Il risultato è che milioni di dollari in cibo, medicinali, acqua e materiali per rifugi restano bloccati in magazzini tra Giordania ed Egitto, mentre la popolazione palestinese muore di fame.
“Anera ha oltre 7 milioni di dollari in aiuti salvavita bloccati fuori da Gaza, compresi 744 pallet di riso – l’equivalente di sei milioni di pasti – fermi ad Ashdod, a pochi chilometri di distanza”, ha dichiarato Sean Carroll, presidente e CEO di Anera.
Molte delle ONG ora escluse operano da decenni a Gaza, godono della fiducia delle comunità locali e hanno esperienza nel fornire assistenza in modo sicuro. La loro esclusione sta lasciando ospedali senza forniture di base, bambini, persone con disabilità e anziani muoiono di fame o per malattie facilmente curabili, e perfino gli operatori umanitari affrontano la fame mentre lavorano.

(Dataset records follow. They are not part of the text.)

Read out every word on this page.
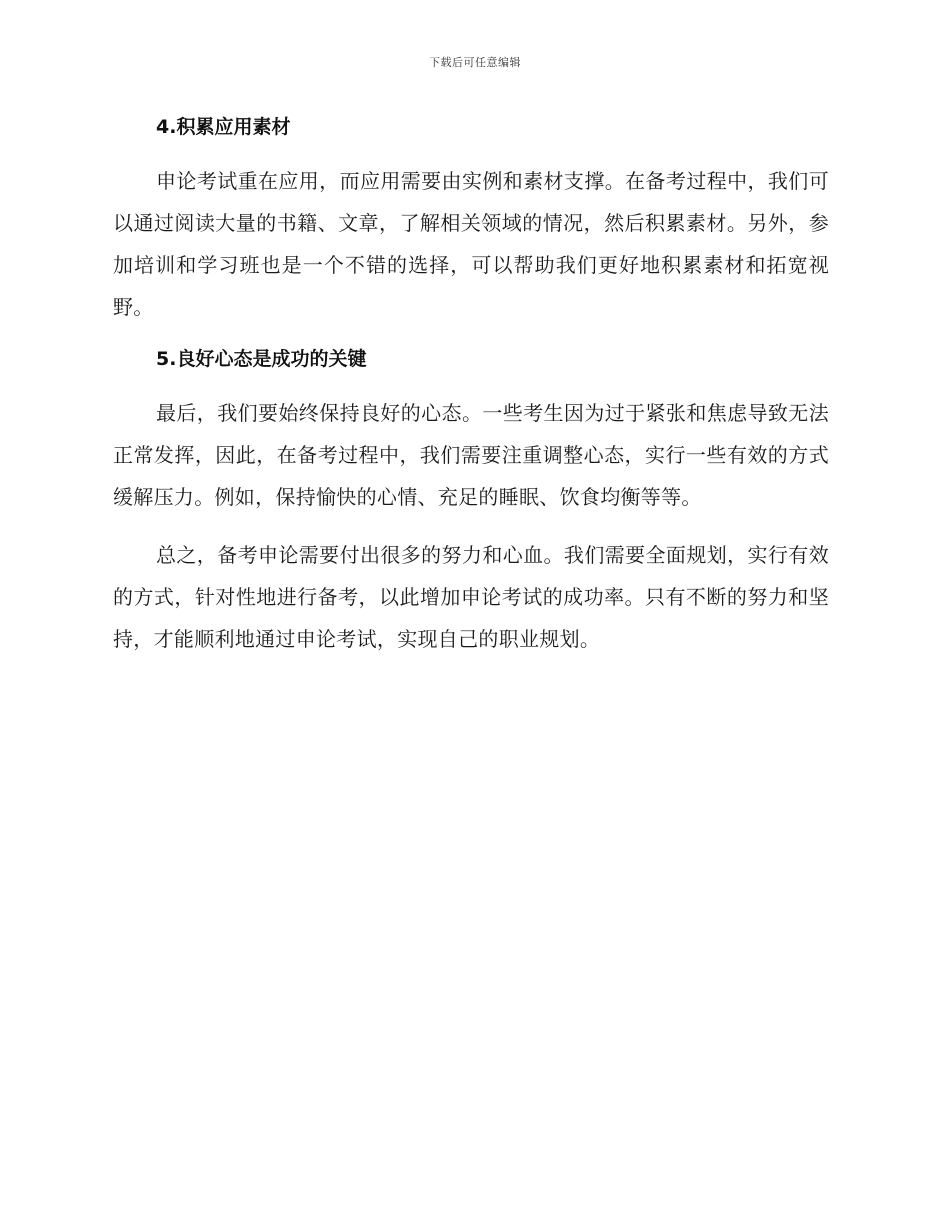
下载后可任意编辑
4.积累应用素材

申论考试重在应用，而应用需要由实例和素材支撑。在备考过程中，我们可以通过阅读大量的书籍、文章，了解相关领域的情况，然后积累素材。另外，参加培训和学习班也是一个不错的选择，可以帮助我们更好地积累素材和拓宽视野。

5.良好心态是成功的关键

最后，我们要始终保持良好的心态。一些考生因为过于紧张和焦虑导致无法正常发挥，因此，在备考过程中，我们需要注重调整心态，实行一些有效的方式缓解压力。例如，保持愉快的心情、充足的睡眠、饮食均衡等等。

总之，备考申论需要付出很多的努力和心血。我们需要全面规划，实行有效的方式，针对性地进行备考，以此增加申论考试的成功率。只有不断的努力和坚持，才能顺利地通过申论考试，实现自己的职业规划。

Le restrizioni sono legate a un nuovo sistema di registrazione per le ONG internazionali introdotto a marzo. Secondo queste nuove regole, la registrazione può essere rifiutata sulla base di criteri vaghi e politicamente motivati, come la presunta “delegittimazione” dello Stato di Israele. Le ONG denunciano che questo sistema è pensato per controllare le organizzazioni indipendenti, mettere a tacere le loro denunce e censurare i resoconti umanitari. Questa burocrazia, inoltre, è in aperto contrasto con il diritto internazionale, rafforzando il controllo israeliano sui territori palestinesi occupati.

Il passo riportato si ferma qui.